Fix erratum, minor fix

ca.tex

@@ -16278,7 +16278,7 @@ \subsection{Factorization of sine}
 The $\pi$ out front can be guessed by thinking what would we get if we
 differentiate $\sin(\pi z)$ and evaluate at $0$.
 Differentiating the product (using product rule) would give you $\pi \cdot 1
-+ 0=1$, as any time the derivative falls on some factor other that $z$, when
++ 0=\pi$, as any time the derivative falls on some factor other that $z$, when
 you evaluate at $0$, you get $0$.  We can do this formal computation on the
 finite products as the product converges uniformly on compact subsets and
 therefore so does the derivative.  See also \exerciseref{exercise:proddiff}.
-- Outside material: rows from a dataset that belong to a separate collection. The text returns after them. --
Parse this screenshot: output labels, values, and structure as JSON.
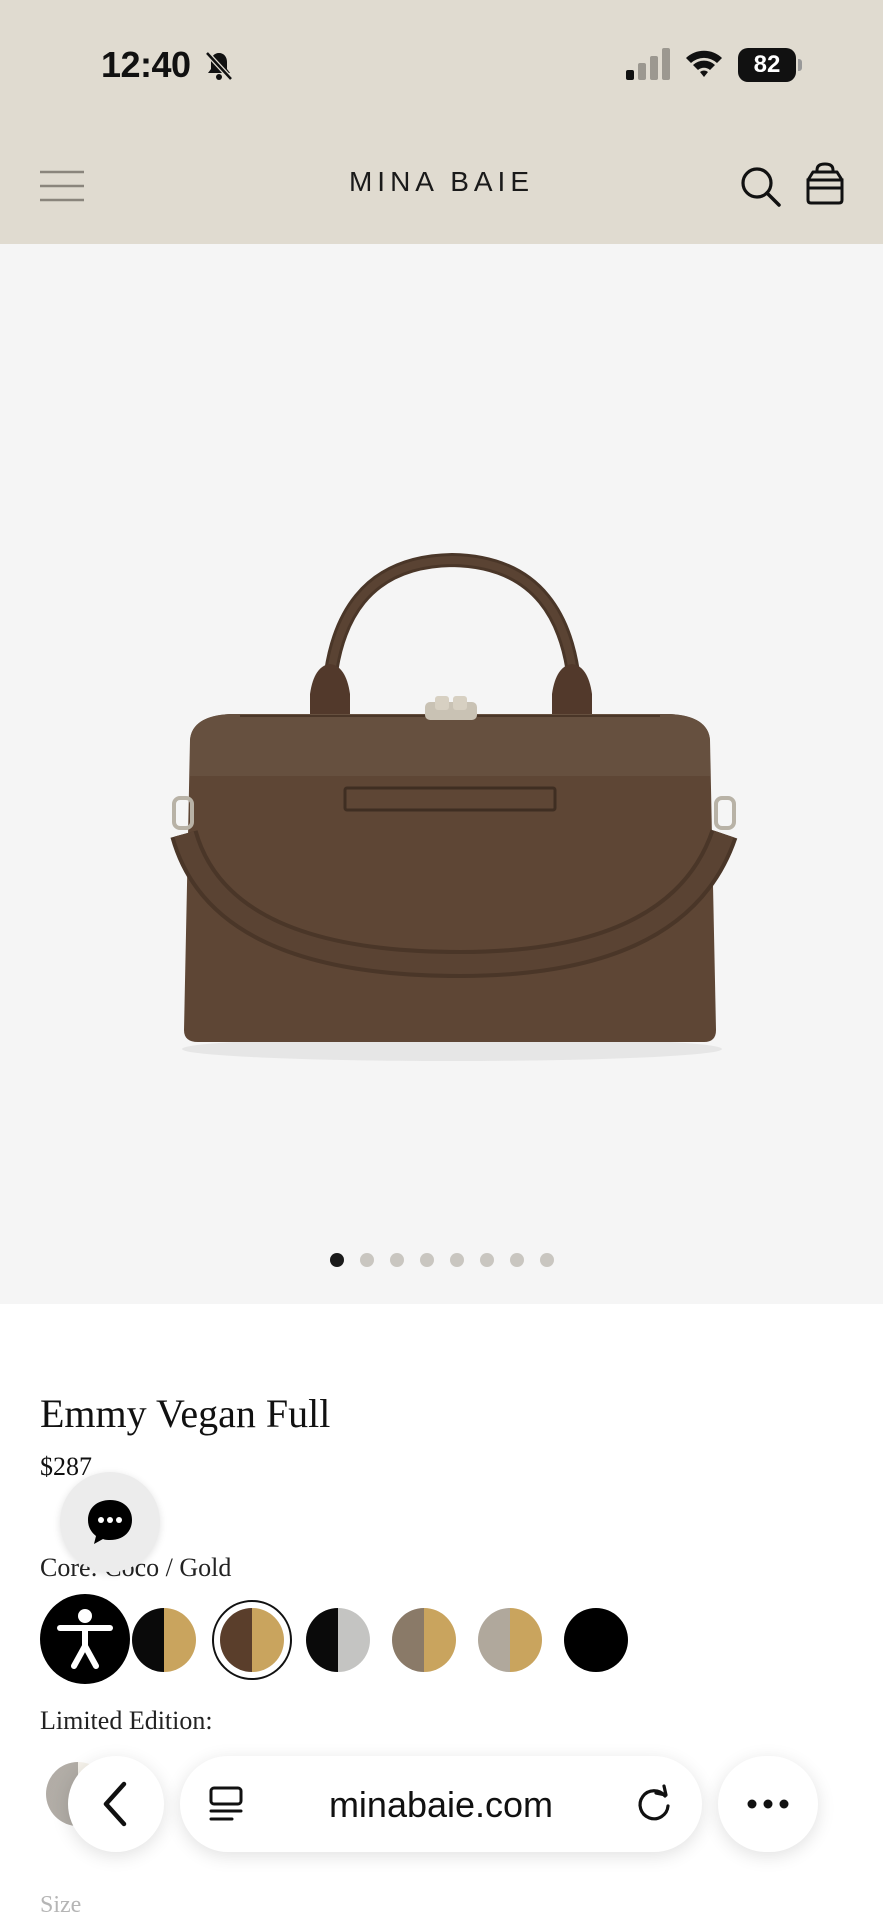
{
  "status_bar": {
    "time": "12:40",
    "battery": "82"
  },
  "header": {
    "brand": "MINA BAIE"
  },
  "gallery": {
    "image_count": 8,
    "active_index": 0
  },
  "product": {
    "title": "Emmy Vegan Full",
    "price": "$287",
    "color_label": "Core: Coco / Gold",
    "limited_label": "Limited Edition:",
    "size_label": "Size"
  },
  "swatches": [
    {
      "left": "#0a0a0a",
      "right": "#c9a45e",
      "selected": false
    },
    {
      "left": "#5a3e2b",
      "right": "#c9a45e",
      "selected": true
    },
    {
      "left": "#0a0a0a",
      "right": "#c4c4c2",
      "selected": false
    },
    {
      "left": "#8a7a68",
      "right": "#c9a45e",
      "selected": false
    },
    {
      "left": "#b0a89c",
      "right": "#c9a45e",
      "selected": false
    },
    {
      "left": "#000000",
      "right": "#000000",
      "selected": false
    }
  ],
  "browser": {
    "url": "minabaie.com"
  },
  "colors": {
    "header_bg": "#e0dbd0",
    "gallery_bg": "#f5f5f5",
    "bag": "#5e4635"
  }
}
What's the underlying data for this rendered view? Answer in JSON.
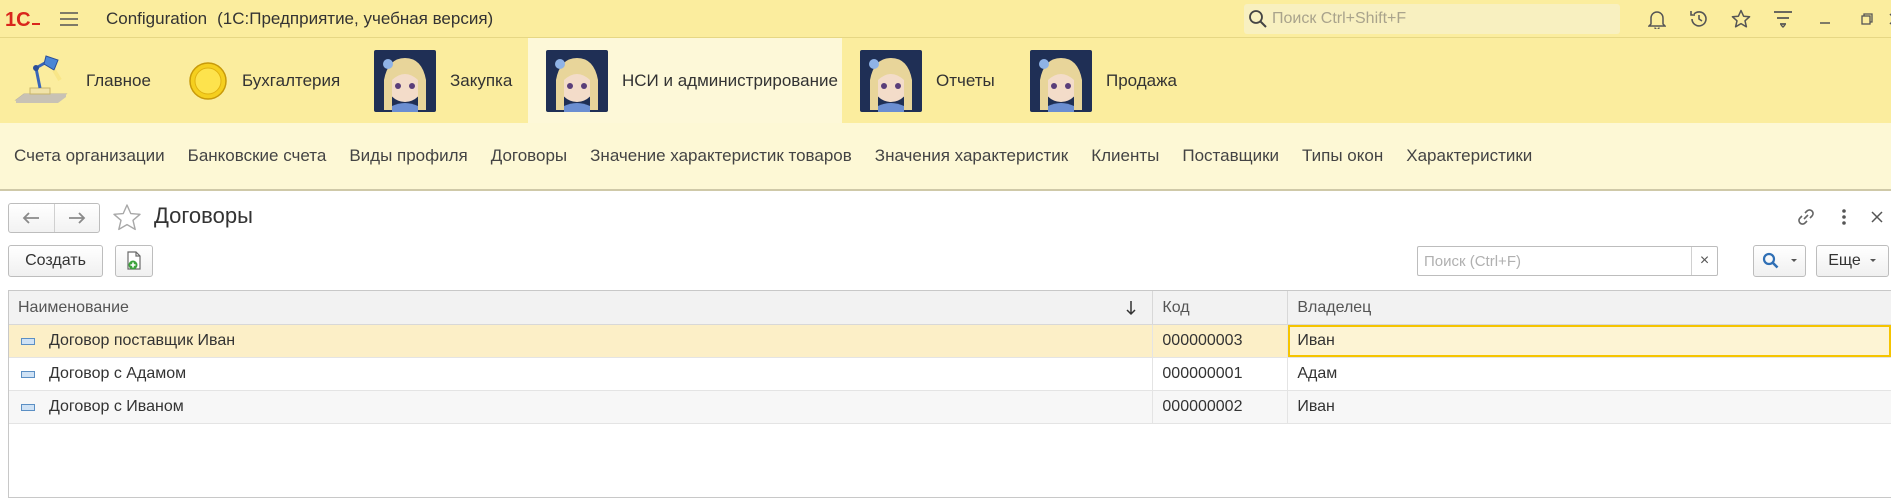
{
  "titlebar": {
    "app_name": "Configuration",
    "app_subtitle": "(1С:Предприятие, учебная версия)",
    "search_placeholder": "Поиск Ctrl+Shift+F"
  },
  "sections": [
    {
      "label": "Главное",
      "icon": "desk-lamp-icon"
    },
    {
      "label": "Бухгалтерия",
      "icon": "coin-icon"
    },
    {
      "label": "Закупка",
      "icon": "anime-avatar-image"
    },
    {
      "label": "НСИ и администрирование",
      "icon": "anime-avatar-image",
      "active": true
    },
    {
      "label": "Отчеты",
      "icon": "anime-avatar-image"
    },
    {
      "label": "Продажа",
      "icon": "anime-avatar-image"
    }
  ],
  "commands": [
    "Счета организации",
    "Банковские счета",
    "Виды профиля",
    "Договоры",
    "Значение характеристик товаров",
    "Значения характеристик",
    "Клиенты",
    "Поставщики",
    "Типы окон",
    "Характеристики"
  ],
  "form": {
    "title": "Договоры",
    "create_label": "Создать",
    "search_placeholder": "Поиск (Ctrl+F)",
    "clear_label": "×",
    "more_label": "Еще"
  },
  "table": {
    "columns": [
      "Наименование",
      "Код",
      "Владелец"
    ],
    "rows": [
      {
        "name": "Договор поставщик Иван",
        "code": "000000003",
        "owner": "Иван"
      },
      {
        "name": "Договор с Адамом",
        "code": "000000001",
        "owner": "Адам"
      },
      {
        "name": "Договор с Иваном",
        "code": "000000002",
        "owner": "Иван"
      }
    ]
  },
  "colors": {
    "header_bg": "#fbed9e",
    "commands_bg": "#fdf8d5",
    "brand_red": "#d9261c",
    "selection": "#f5c400"
  }
}
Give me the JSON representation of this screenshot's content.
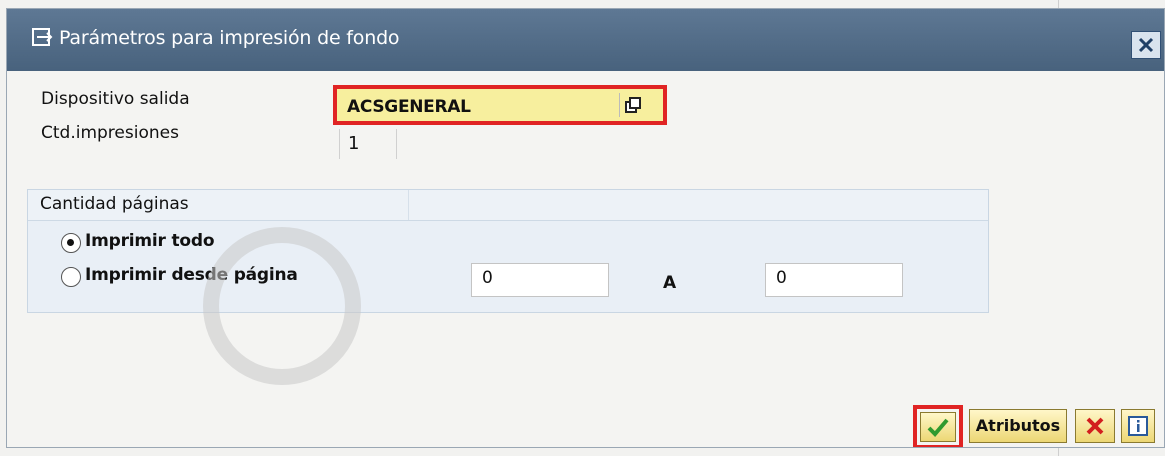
{
  "dialog": {
    "title": "Parámetros para impresión de fondo",
    "title_icon": "print-params-icon",
    "close_icon": "close-icon"
  },
  "fields": {
    "output_device_label": "Dispositivo salida",
    "output_device_value": "ACSGENERAL",
    "copies_label": "Ctd.impresiones",
    "copies_value": "1"
  },
  "pages_group": {
    "title": "Cantidad páginas",
    "options": [
      {
        "label": "Imprimir todo",
        "selected": true
      },
      {
        "label": "Imprimir desde página",
        "selected": false
      }
    ],
    "from_value": "0",
    "to_label": "A",
    "to_value": "0"
  },
  "buttons": {
    "confirm_icon": "checkmark-icon",
    "attributes_label": "Atributos",
    "cancel_icon": "cancel-x-icon",
    "info_icon": "info-icon"
  },
  "colors": {
    "titlebar": "#4f6985",
    "highlight_field": "#f7ef9e",
    "annotation_border": "#e02424",
    "group_background": "#e9eff6"
  }
}
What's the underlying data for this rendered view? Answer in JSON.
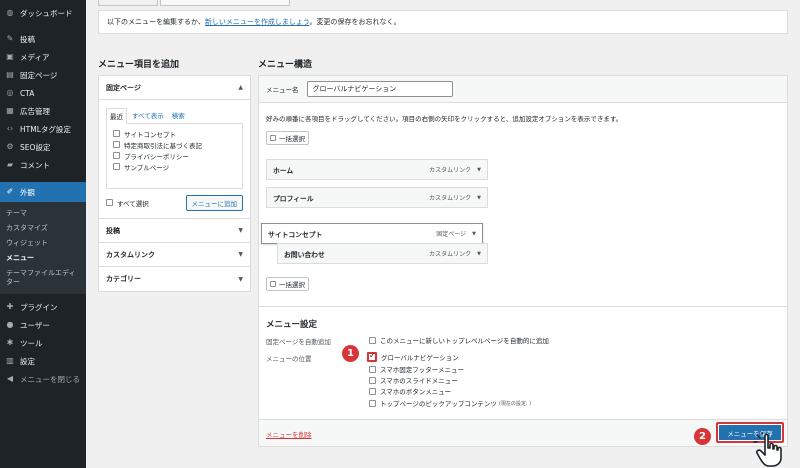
{
  "sidebar": {
    "items": [
      {
        "icon": "dashboard-icon",
        "glyph": "◍",
        "label": "ダッシュボード"
      },
      {
        "icon": "pin-icon",
        "glyph": "✎",
        "label": "投稿"
      },
      {
        "icon": "media-icon",
        "glyph": "▣",
        "label": "メディア"
      },
      {
        "icon": "page-icon",
        "glyph": "▤",
        "label": "固定ページ"
      },
      {
        "icon": "cta-icon",
        "glyph": "◎",
        "label": "CTA"
      },
      {
        "icon": "ad-icon",
        "glyph": "▦",
        "label": "広告管理"
      },
      {
        "icon": "code-icon",
        "glyph": "‹›",
        "label": "HTMLタグ設定"
      },
      {
        "icon": "seo-icon",
        "glyph": "⚙",
        "label": "SEO設定"
      },
      {
        "icon": "comment-icon",
        "glyph": "▰",
        "label": "コメント"
      },
      {
        "icon": "appearance-icon",
        "glyph": "✐",
        "label": "外観"
      }
    ],
    "submenu": [
      "テーマ",
      "カスタマイズ",
      "ウィジェット",
      "メニュー",
      "テーマファイルエディター"
    ],
    "items_after": [
      {
        "icon": "plugin-icon",
        "glyph": "✚",
        "label": "プラグイン"
      },
      {
        "icon": "user-icon",
        "glyph": "●",
        "label": "ユーザー"
      },
      {
        "icon": "tool-icon",
        "glyph": "✱",
        "label": "ツール"
      },
      {
        "icon": "settings-icon",
        "glyph": "▥",
        "label": "設定"
      },
      {
        "icon": "collapse-icon",
        "glyph": "◀",
        "label": "メニューを閉じる"
      }
    ]
  },
  "notice": {
    "before": "以下のメニューを編集するか、",
    "link": "新しいメニューを作成しましょう",
    "after": "。変更の保存をお忘れなく。"
  },
  "add_items": {
    "title": "メニュー項目を追加",
    "pages_heading": "固定ページ",
    "tabs": [
      "最近",
      "すべて表示",
      "検索"
    ],
    "pages": [
      "サイトコンセプト",
      "特定商取引法に基づく表記",
      "プライバシーポリシー",
      "サンプルページ"
    ],
    "select_all": "すべて選択",
    "add_button": "メニューに追加",
    "sections": [
      "投稿",
      "カスタムリンク",
      "カテゴリー"
    ]
  },
  "structure": {
    "title": "メニュー構造",
    "name_label": "メニュー名",
    "name_value": "グローバルナビゲーション",
    "instructions": "好みの順番に各項目をドラッグしてください。項目の右側の矢印をクリックすると、追加設定オプションを表示できます。",
    "bulk_select": "一括選択",
    "items": [
      {
        "label": "ホーム",
        "type": "カスタムリンク"
      },
      {
        "label": "プロフィール",
        "type": "カスタムリンク"
      },
      {
        "label": "サイトコンセプト",
        "type": "固定ページ"
      },
      {
        "label": "お問い合わせ",
        "type": "カスタムリンク"
      }
    ]
  },
  "settings": {
    "title": "メニュー設定",
    "auto_add_label": "固定ページを自動追加",
    "auto_add_option": "このメニューに新しいトップレベルページを自動的に追加",
    "location_label": "メニューの位置",
    "locations": [
      "グローバルナビゲーション",
      "スマホ固定フッターメニュー",
      "スマホのスライドメニュー",
      "スマホのボタンメニュー",
      "トップページのピックアップコンテンツ"
    ],
    "location_note": "(現在の設定: )",
    "delete_link": "メニューを削除",
    "save_button": "メニューを保存"
  },
  "badges": [
    "1",
    "2"
  ],
  "colors": {
    "accent": "#2271b1",
    "highlight": "#d63638",
    "sidebar": "#1d2327"
  }
}
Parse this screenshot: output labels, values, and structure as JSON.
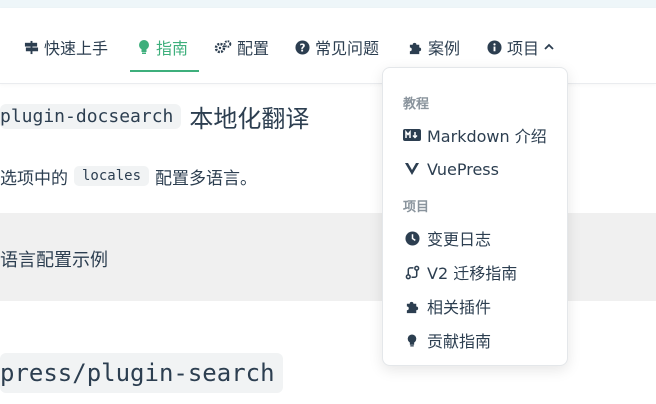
{
  "navbar": {
    "items": [
      {
        "label": "快速上手",
        "icon": "signpost-icon"
      },
      {
        "label": "指南",
        "icon": "lightbulb-icon",
        "active": true
      },
      {
        "label": "配置",
        "icon": "gears-icon"
      },
      {
        "label": "常见问题",
        "icon": "question-circle-icon"
      },
      {
        "label": "案例",
        "icon": "puzzle-icon"
      },
      {
        "label": "项目",
        "icon": "info-circle-icon",
        "dropdown": true
      }
    ],
    "accent_color": "#3eaf7c"
  },
  "content": {
    "heading_code": "plugin-docsearch",
    "heading_text": "本地化翻译",
    "para_before": "选项中的",
    "para_code": "locales",
    "para_after": "配置多语言。",
    "block_text": "语言配置示例",
    "heading2_code": "press/plugin-search"
  },
  "dropdown": {
    "groups": [
      {
        "title": "教程",
        "items": [
          {
            "label": "Markdown 介绍",
            "icon": "markdown-icon"
          },
          {
            "label": "VuePress",
            "icon": "vue-icon"
          }
        ]
      },
      {
        "title": "项目",
        "items": [
          {
            "label": "变更日志",
            "icon": "clock-icon"
          },
          {
            "label": "V2 迁移指南",
            "icon": "git-compare-icon"
          },
          {
            "label": "相关插件",
            "icon": "puzzle-icon"
          },
          {
            "label": "贡献指南",
            "icon": "lightbulb-icon"
          }
        ]
      }
    ]
  }
}
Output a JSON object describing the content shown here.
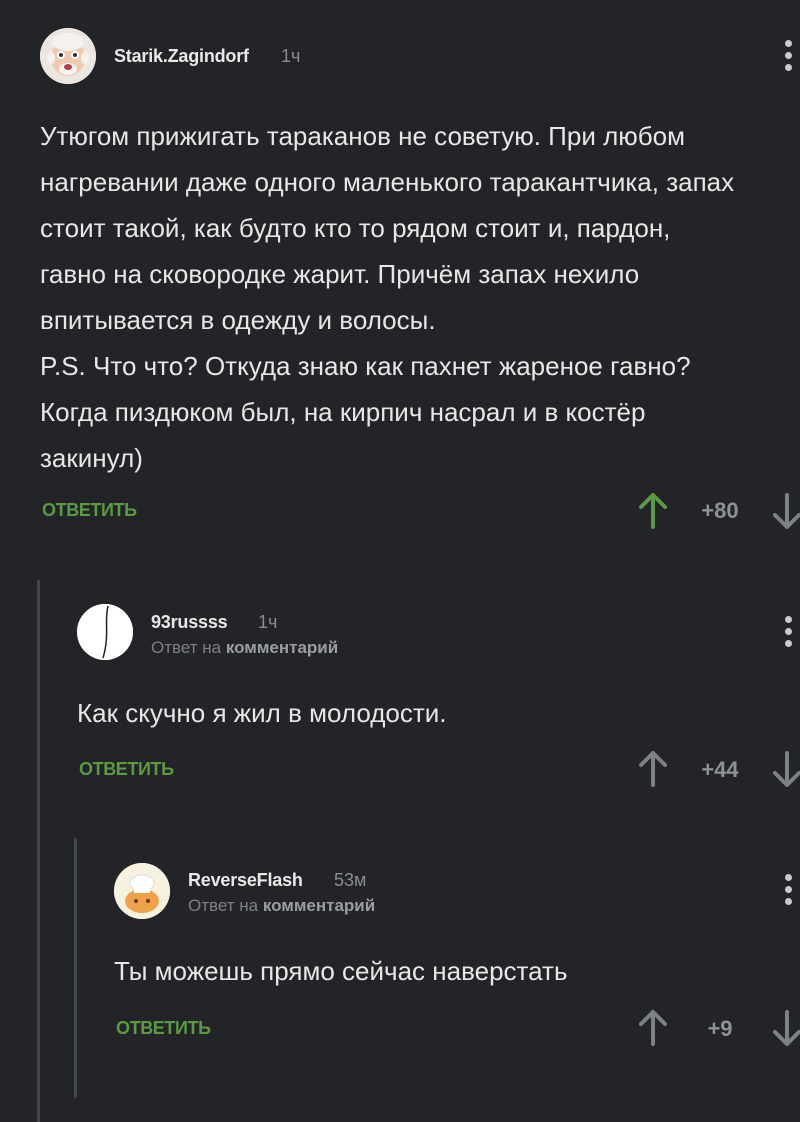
{
  "comments": [
    {
      "author": "Starik.Zagindorf",
      "time": "1ч",
      "text_lines": [
        "Утюгом прижигать тараканов не советую. При любом",
        "нагревании даже одного маленького таракантчика, запах",
        "стоит такой, как будто кто то рядом стоит и, пардон,",
        "гавно на сковородке жарит. Причём запах нехило",
        "впитывается в одежду и волосы.",
        "P.S. Что что? Откуда знаю как пахнет жареное гавно?",
        "Когда пиздюком был, на кирпич насрал и в костёр",
        "закинул)"
      ],
      "reply_label": "ОТВЕТИТЬ",
      "rating": "+80",
      "upvoted": true
    },
    {
      "author": "93russss",
      "time": "1ч",
      "reply_prefix": "Ответ на",
      "reply_target": "комментарий",
      "text": "Как скучно я жил в молодости.",
      "reply_label": "ОТВЕТИТЬ",
      "rating": "+44",
      "upvoted": false
    },
    {
      "author": "ReverseFlash",
      "time": "53м",
      "reply_prefix": "Ответ на",
      "reply_target": "комментарий",
      "text": "Ты можешь прямо сейчас наверстать",
      "reply_label": "ОТВЕТИТЬ",
      "rating": "+9",
      "upvoted": false
    }
  ],
  "colors": {
    "background": "#232427",
    "accent_green": "#5b9a43",
    "muted": "#8e9195",
    "thread_line": "#43464b"
  }
}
@@ -16293,11 +16293,11 @@ \subsection{Factorization of sine}
 \pi z \prod_{n=1}^\infty 
 \left(1-\frac{z^2}{n^2}\right) .
 \end{equation*}
-That's a rather nice factorization.  Of course, we still do not know if $f(z)$ is
+That's a rather nice factorization.  We still do not know if $f(z)$ is
 $\sin(\pi z)$.
 All we know is that the two have the same zeros,
 and the derivative at $0$ is $\pi$ as it should be.
-As $f$ captures the zeros of $\sin(\pi z)$, we write
+Because $f$ captures the zeros of $\sin(\pi z)$, we write
 (as in the factorization theorem)
 \begin{equation*}
 \sin(\pi z)